Il secondo brano in programma è anch’esso una suite, la seconda (del 1919) tratta dal balletto L’oiseau de feu che Igor’ Stravinskij aveva composto nel 1910 per Sergej Djagilev all’opera di Parigi. Il soggetto, quanto mai fantastico e orientaleggiante, corrispondeva all’immagine che la Russia proponeva di sé in Europa in quegli anni mentre nell’orchestrazione il ventottenne Stravinskij si ricordava del suo maestro Nikolaij Rimskij-Korsakov in una partitura prodigiosa che coniugava modernità e tradizione musicale russa, rutilanti colori strumentali e vivacità ritmica, efficacia narrativa e invenzione melodica. I sei pezzi seguono fedelmente la vicenda del magico uccello catturato dal principe Ivan nel giardino del perfido Kašej: Introduzione; L’Uccello di fuoco e la sua danza; Variazioni dell’Uccello di fuoco; Ronda delle Principesse; Danza infernale del re Kašej; Berceuse e Finale. Il pezzo sembra fatto apposta per mettere in risalto le qualità dell’orchestra RAI – precisione di attacchi, bellezza di colori, inesauribile gamma sonora – messa amorevolmente in evidenza dalla bacchetta di Andrés Orozco Estrada.
Ancora dieci anni e si arriva al terzo di questo formidabile trittico di pagine novecentesche: nel 1928 Maurice Ravel scriveva le musiche per un balletto che esaltasse la sua Spagna amata – Ravel era nato vicino a Biarritz e a pochi chilometri dal confine con i Paesi Baschi. Nasceva dunque Bolero, un pezzo che sfidava ogni forma, «una tessitura orchestrale senza musica», un semplice tema riproposto senza variazioni, senza modulazioni per 340 battute in un crescendo sonoro implacabile in cui a poco a poco entrano tutti gli strumenti dell’enorme orchestra (due ottavini, due flauti, due oboi, oboe d’amore, corno inglese, quattro clarinetti, tre sassofoni, due fagotti e un controfagotto, quattro corni, quattro trombe, quattro tromboni e basso tuba, varie percussioni, arpa, celesta e archi).
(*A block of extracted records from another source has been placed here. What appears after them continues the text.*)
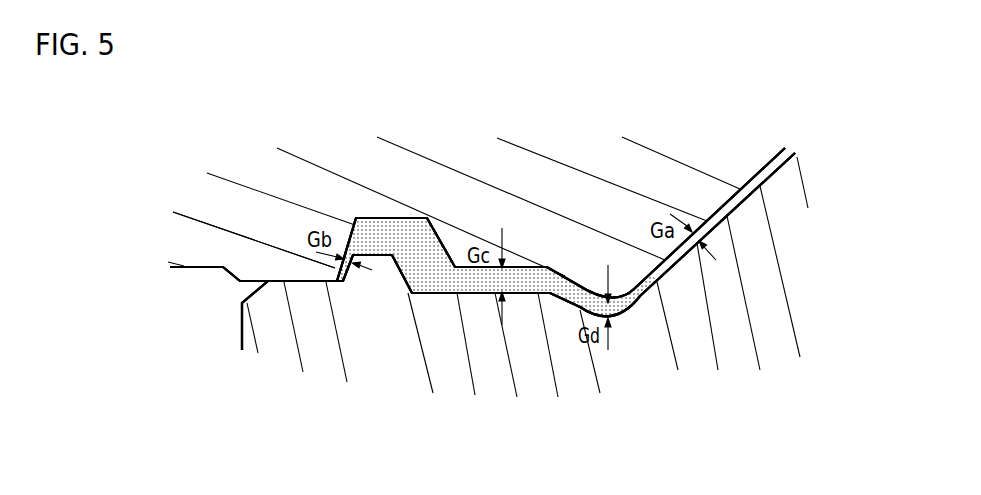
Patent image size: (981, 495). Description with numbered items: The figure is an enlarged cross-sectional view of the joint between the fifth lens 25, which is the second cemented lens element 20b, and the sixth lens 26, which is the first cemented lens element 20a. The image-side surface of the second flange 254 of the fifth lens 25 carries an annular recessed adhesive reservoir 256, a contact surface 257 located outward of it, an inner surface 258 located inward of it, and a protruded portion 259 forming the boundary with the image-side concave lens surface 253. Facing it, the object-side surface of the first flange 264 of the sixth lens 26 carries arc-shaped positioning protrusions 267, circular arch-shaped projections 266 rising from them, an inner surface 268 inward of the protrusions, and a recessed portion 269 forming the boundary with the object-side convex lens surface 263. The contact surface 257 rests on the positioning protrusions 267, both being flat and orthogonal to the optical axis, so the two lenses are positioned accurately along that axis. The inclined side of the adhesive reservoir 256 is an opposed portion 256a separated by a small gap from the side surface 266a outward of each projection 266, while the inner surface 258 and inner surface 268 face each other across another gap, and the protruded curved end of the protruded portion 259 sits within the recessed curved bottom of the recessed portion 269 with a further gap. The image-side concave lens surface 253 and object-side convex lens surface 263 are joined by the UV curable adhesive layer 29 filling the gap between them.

The fifth lens 25 is at (210, 268).
The second cemented lens element 20b is at (419, 235).
The sixth lens 26 is at (240, 328).
The first cemented lens element 20a is at (438, 278).
The adhesive layer 29 is at (440, 236).
The image-side concave lens surface 253 is at (705, 221).
The second flange 254 is at (205, 250).
The adhesive reservoir 256 is at (395, 230).
The opposed portion 256a is at (352, 222).
The contact surface 257 is at (268, 280).
The inner surface 258 is at (520, 278).
The protruded portion 259 is at (581, 284).
The object-side convex lens surface 263 is at (685, 254).
The first flange 264 is at (275, 333).
The projection 266 is at (373, 255).
The side surface 266a is at (343, 283).
The positioning protrusion 267 is at (298, 272).
The inner surface 268 is at (478, 293).
The recessed portion 269 is at (622, 317).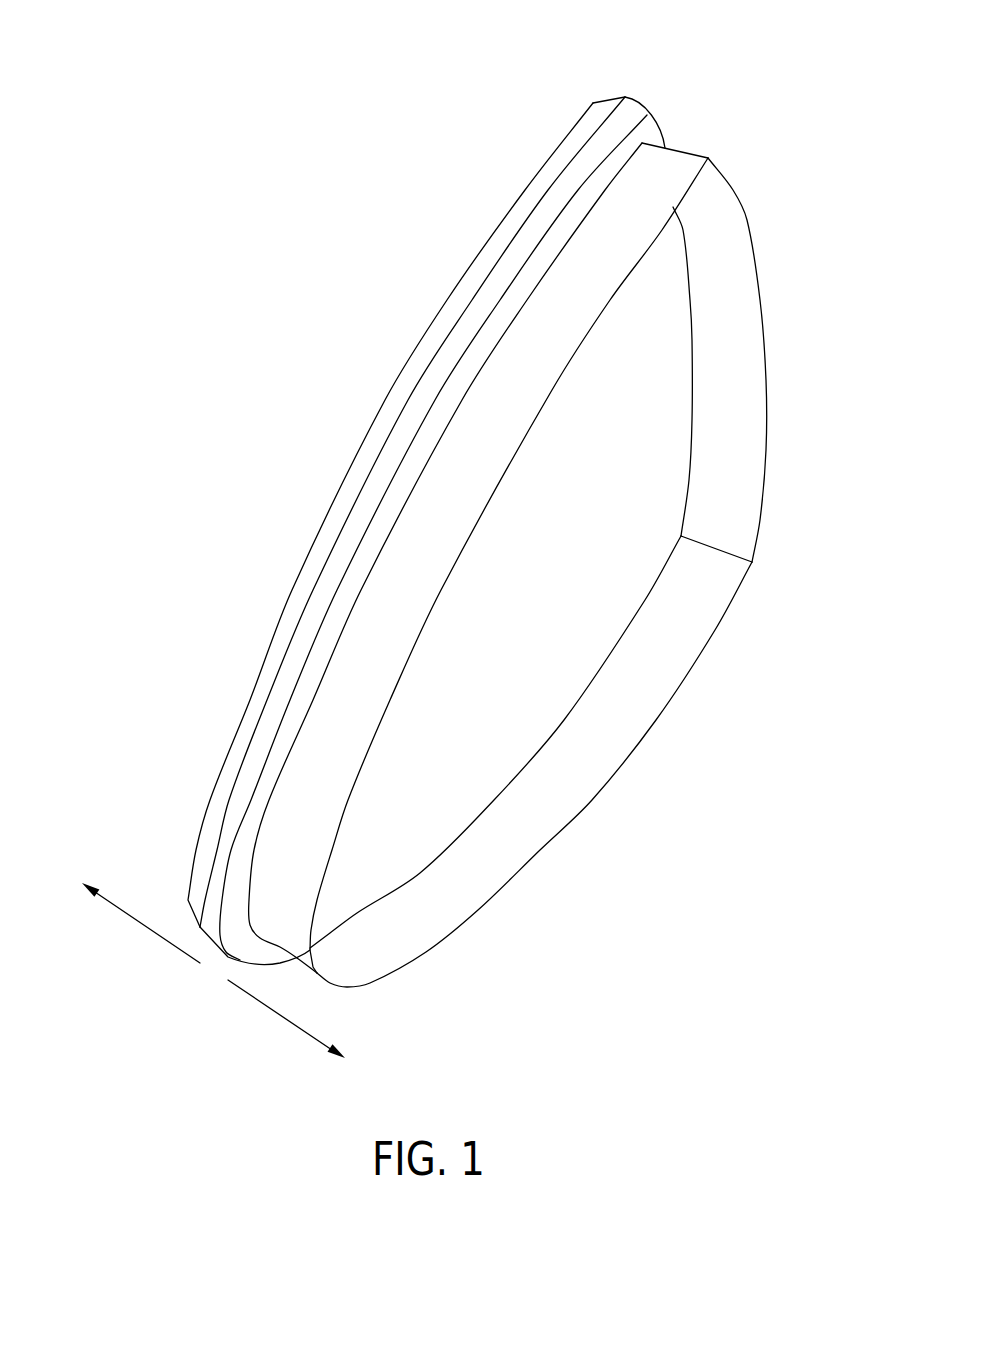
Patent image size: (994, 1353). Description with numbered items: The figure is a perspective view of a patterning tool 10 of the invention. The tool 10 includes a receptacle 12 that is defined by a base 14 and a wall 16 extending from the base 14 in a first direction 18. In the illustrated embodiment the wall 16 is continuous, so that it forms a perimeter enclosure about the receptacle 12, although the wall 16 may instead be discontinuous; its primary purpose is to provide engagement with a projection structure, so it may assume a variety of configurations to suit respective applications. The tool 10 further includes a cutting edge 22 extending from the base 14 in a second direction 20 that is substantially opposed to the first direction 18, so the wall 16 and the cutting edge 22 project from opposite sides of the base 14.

The tool 10 is at (280, 157).
The receptacle 12 is at (733, 517).
The base 14 is at (645, 126).
The wall 16 is at (678, 150).
The first direction 18 is at (290, 1019).
The second direction 20 is at (140, 924).
The cutting edge 22 is at (579, 121).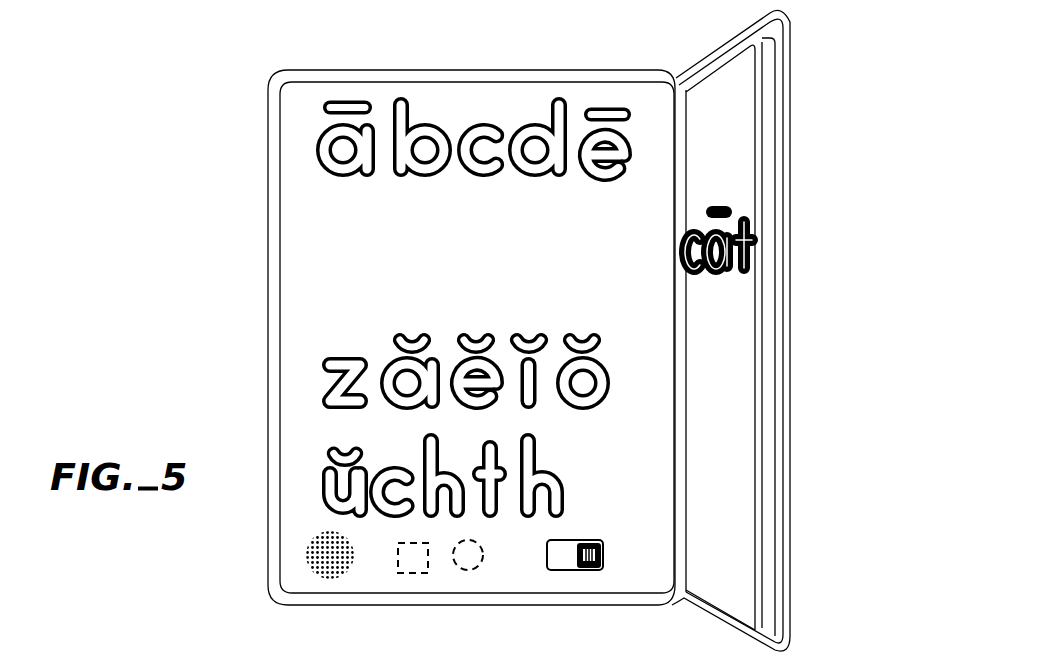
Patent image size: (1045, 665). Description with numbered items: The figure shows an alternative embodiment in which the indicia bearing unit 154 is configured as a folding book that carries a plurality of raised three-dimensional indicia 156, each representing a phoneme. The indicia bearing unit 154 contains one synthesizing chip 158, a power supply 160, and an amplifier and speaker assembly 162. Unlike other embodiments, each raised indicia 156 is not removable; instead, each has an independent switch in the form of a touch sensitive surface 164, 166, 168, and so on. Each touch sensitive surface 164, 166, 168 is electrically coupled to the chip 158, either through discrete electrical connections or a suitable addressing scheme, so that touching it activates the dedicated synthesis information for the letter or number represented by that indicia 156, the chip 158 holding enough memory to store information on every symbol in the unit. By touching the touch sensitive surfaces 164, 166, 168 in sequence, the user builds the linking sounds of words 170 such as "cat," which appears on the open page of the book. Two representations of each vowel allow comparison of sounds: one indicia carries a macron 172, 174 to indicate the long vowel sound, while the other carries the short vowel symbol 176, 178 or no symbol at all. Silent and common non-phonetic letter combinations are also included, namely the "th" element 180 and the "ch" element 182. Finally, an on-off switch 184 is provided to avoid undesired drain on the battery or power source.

The indicia bearing unit 154 is at (233, 62).
The raised three-dimensional indicia 156 is at (527, 122).
The synthesizing chip 158 is at (416, 578).
The power supply 160 is at (472, 570).
The amplifier and speaker assembly 162 is at (305, 558).
The touch sensitive surface 164 is at (316, 150).
The touch sensitive surface 166 is at (372, 176).
The touch sensitive surface 168 is at (472, 175).
The word 170 is at (740, 180).
The macron 172 is at (608, 104).
The macron 174 is at (343, 100).
The short vowel symbol 176 is at (412, 337).
The short vowel symbol 178 is at (478, 336).
The "th" element 180 is at (506, 518).
The "ch" element 182 is at (422, 512).
The on-off switch 184 is at (595, 570).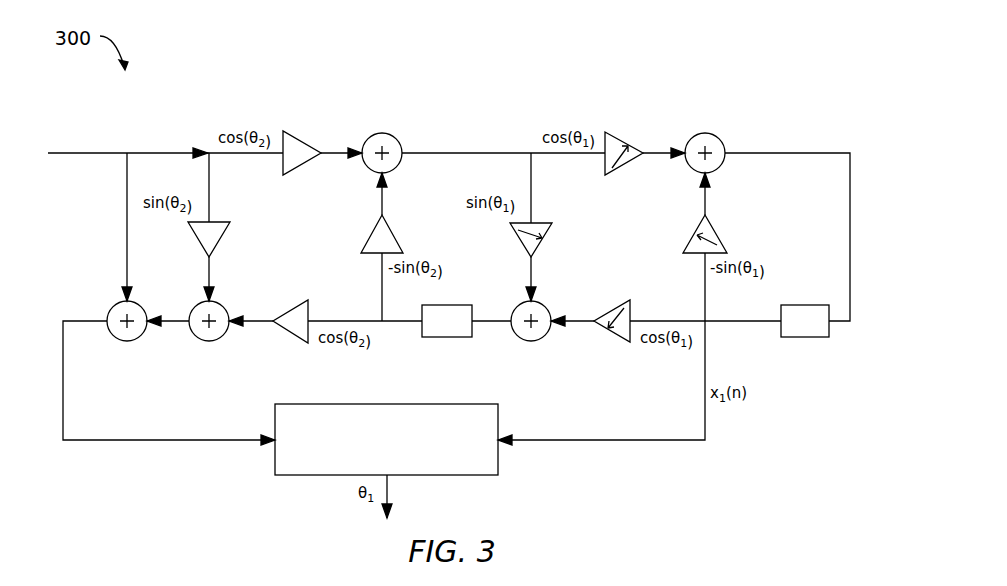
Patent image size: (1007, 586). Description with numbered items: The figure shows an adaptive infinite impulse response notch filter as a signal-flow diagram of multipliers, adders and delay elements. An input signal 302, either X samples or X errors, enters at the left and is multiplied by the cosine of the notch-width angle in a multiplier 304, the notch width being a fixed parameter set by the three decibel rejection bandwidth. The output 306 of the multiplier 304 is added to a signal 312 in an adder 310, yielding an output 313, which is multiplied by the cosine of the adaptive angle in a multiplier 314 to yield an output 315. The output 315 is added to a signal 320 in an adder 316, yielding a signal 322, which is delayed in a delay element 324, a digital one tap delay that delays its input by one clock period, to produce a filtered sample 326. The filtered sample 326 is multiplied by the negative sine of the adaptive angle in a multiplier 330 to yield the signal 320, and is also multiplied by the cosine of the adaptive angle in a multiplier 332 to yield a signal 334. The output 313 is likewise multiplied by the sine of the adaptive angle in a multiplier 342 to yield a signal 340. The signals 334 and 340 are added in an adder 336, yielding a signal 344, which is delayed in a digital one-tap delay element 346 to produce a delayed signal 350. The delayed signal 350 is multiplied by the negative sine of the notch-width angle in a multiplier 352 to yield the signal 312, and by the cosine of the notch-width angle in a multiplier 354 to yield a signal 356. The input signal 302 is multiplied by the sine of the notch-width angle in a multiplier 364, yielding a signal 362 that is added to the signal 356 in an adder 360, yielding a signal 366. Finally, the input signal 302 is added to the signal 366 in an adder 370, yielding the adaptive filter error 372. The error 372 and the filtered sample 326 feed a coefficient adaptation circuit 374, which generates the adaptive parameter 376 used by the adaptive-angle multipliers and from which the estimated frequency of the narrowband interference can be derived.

The input signal 302 is at (68, 153).
The multiplier 304 is at (303, 132).
The output of multiplier 306 is at (326, 153).
The adder 310 is at (382, 133).
The signal 312 is at (384, 207).
The output 313 is at (421, 153).
The multiplier 314 is at (623, 135).
The output 315 is at (649, 153).
The adder 316 is at (705, 133).
The signal 320 is at (708, 207).
The signal 322 is at (740, 153).
The delay element 324 is at (805, 338).
The filtered sample x1(n) 326 is at (762, 323).
The multiplier 330 is at (721, 233).
The multiplier 332 is at (612, 341).
The signal 334 is at (587, 323).
The adder 336 is at (529, 343).
The signal 340 is at (533, 266).
The multiplier 342 is at (547, 240).
The signal 344 is at (503, 323).
The digital one-tap delay element 346 is at (445, 339).
The delayed signal 350 is at (405, 323).
The multiplier 352 is at (399, 233).
The multiplier 354 is at (288, 340).
The signal 356 is at (262, 326).
The adder 360 is at (207, 343).
The signal 362 is at (212, 266).
The multiplier 364 is at (227, 242).
The signal 366 is at (182, 326).
The adder 370 is at (125, 343).
The adaptive filter error e(n) 372 is at (101, 326).
The coefficient adaptation circuit 374 is at (490, 364).
The adaptive parameter θ1 376 is at (390, 480).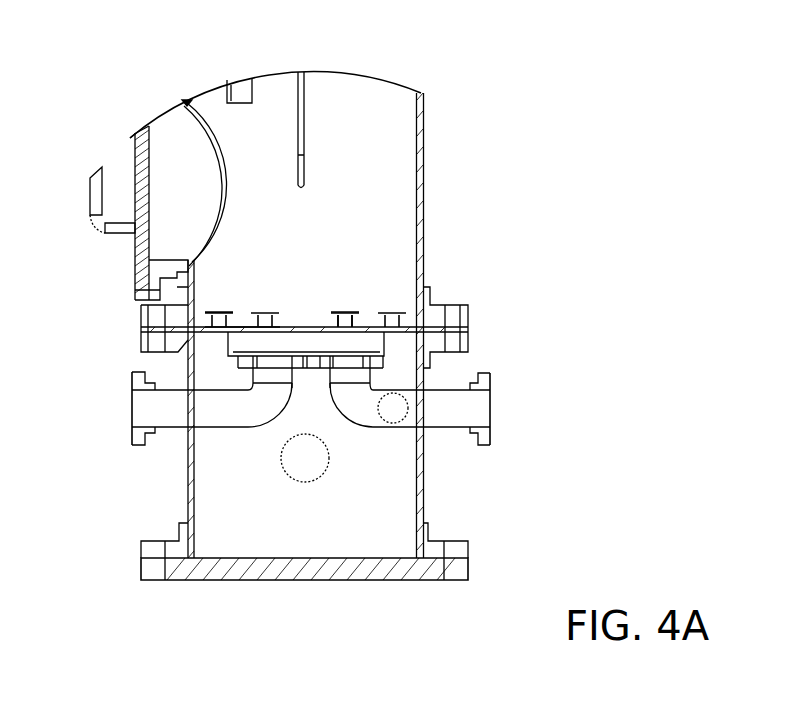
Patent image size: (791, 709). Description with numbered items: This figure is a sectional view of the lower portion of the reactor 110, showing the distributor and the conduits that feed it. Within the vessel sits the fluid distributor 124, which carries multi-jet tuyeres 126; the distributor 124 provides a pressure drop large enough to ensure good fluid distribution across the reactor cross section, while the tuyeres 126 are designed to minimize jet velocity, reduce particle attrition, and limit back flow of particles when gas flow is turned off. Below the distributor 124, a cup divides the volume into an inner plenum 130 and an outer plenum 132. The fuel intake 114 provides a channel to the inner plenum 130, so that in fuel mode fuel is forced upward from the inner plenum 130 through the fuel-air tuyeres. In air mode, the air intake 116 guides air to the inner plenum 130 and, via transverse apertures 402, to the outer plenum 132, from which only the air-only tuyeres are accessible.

The reactor 110 is at (331, 37).
The fuel intake 114 is at (131, 411).
The air intake 116 is at (490, 410).
The fluid distributor 124 is at (298, 312).
The multi-jet tuyeres 126 is at (344, 305).
The inner plenum 130 is at (243, 333).
The outer plenum 132 is at (275, 536).
The transverse apertures 402 is at (393, 428).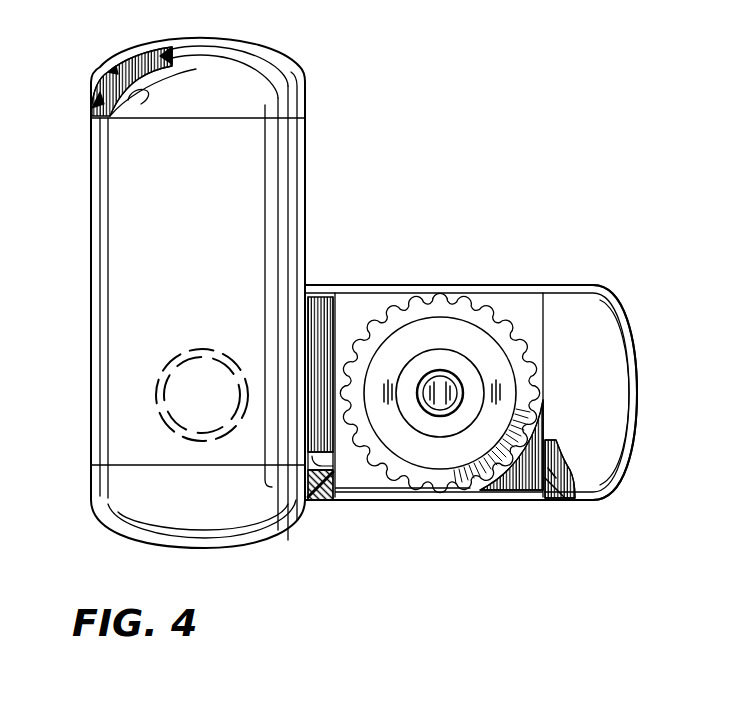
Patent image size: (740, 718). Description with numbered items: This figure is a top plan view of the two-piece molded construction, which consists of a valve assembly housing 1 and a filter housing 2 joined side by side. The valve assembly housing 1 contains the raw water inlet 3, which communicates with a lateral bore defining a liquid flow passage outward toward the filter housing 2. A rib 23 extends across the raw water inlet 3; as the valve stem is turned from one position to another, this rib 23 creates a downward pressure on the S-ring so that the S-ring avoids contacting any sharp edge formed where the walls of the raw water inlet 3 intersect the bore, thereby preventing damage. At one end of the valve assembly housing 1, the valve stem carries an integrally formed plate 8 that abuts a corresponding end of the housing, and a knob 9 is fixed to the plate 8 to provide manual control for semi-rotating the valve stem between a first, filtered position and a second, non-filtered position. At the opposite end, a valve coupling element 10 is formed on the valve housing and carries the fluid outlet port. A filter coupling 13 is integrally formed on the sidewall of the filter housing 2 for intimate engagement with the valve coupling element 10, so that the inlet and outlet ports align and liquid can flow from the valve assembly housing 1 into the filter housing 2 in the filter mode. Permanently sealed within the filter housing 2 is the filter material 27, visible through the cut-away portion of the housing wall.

The valve assembly housing 1 is at (475, 500).
The filter housing 2 is at (92, 235).
The raw water inlet 3 is at (450, 376).
The plate 8 is at (558, 500).
The knob 9 is at (626, 332).
The valve coupling element 10 is at (318, 474).
The filter coupling 13 is at (326, 478).
The rib 23 is at (441, 371).
The filter material 27 is at (133, 82).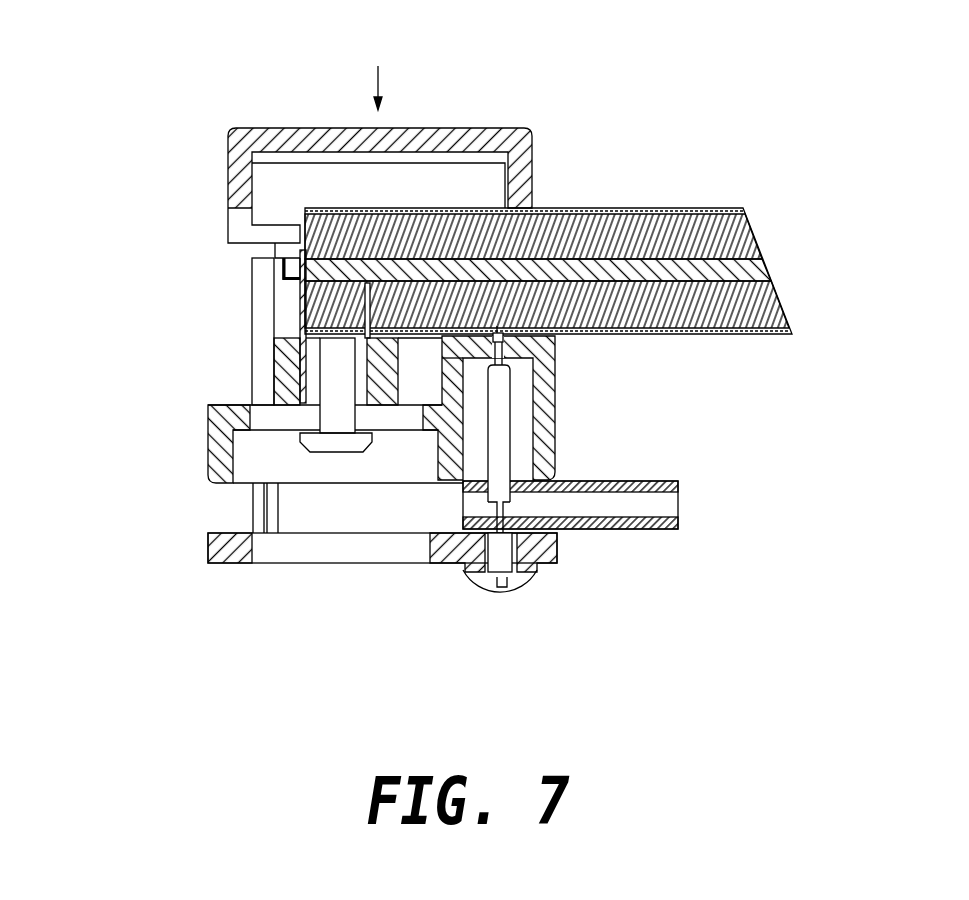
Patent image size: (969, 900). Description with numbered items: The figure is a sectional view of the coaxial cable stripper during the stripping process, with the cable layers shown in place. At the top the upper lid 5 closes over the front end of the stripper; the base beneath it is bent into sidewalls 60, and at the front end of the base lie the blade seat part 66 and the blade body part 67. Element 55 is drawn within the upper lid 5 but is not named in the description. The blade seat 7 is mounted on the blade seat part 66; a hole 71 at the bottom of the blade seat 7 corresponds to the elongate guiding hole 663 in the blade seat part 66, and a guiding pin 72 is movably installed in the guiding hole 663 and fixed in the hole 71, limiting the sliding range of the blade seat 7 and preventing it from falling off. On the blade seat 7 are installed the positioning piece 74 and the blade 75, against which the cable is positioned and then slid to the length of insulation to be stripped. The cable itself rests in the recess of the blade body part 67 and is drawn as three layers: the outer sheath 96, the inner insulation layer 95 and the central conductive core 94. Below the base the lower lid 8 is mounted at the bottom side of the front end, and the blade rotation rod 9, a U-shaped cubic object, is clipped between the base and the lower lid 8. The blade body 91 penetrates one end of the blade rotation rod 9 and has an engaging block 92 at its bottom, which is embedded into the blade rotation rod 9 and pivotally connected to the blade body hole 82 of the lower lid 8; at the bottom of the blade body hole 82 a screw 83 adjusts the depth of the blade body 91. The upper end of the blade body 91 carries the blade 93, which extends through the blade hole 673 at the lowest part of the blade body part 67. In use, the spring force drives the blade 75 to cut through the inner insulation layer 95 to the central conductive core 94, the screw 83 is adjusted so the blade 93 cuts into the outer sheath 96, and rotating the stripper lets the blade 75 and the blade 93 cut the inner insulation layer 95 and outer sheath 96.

Su un pizzicato appena percettibile delle viole e dei violoncelli Carmelo Giuliano Gullotto al tamburo rullante enuncia pianissimo il suo breve inciso ritmico (due battute) con terzine di semicrome e lo terrà inesorabilmente fino alla fine. Alla quinta battuta entra il primo flauto con il famosissimo tema. Alla battuta 21 entra il secondo flauto, seguito subito dopo dal clarinetto, dal fagotto e così via fino a che tutti gli strumenti si uniscono in un esplosivo finale. Un pezzo che ha una grandissima presa sul pubblico, e anche questa volta lo ha dimostrato grazie alla coinvolgente ma sempre lucida lettura del direttore principale dell’orchestra.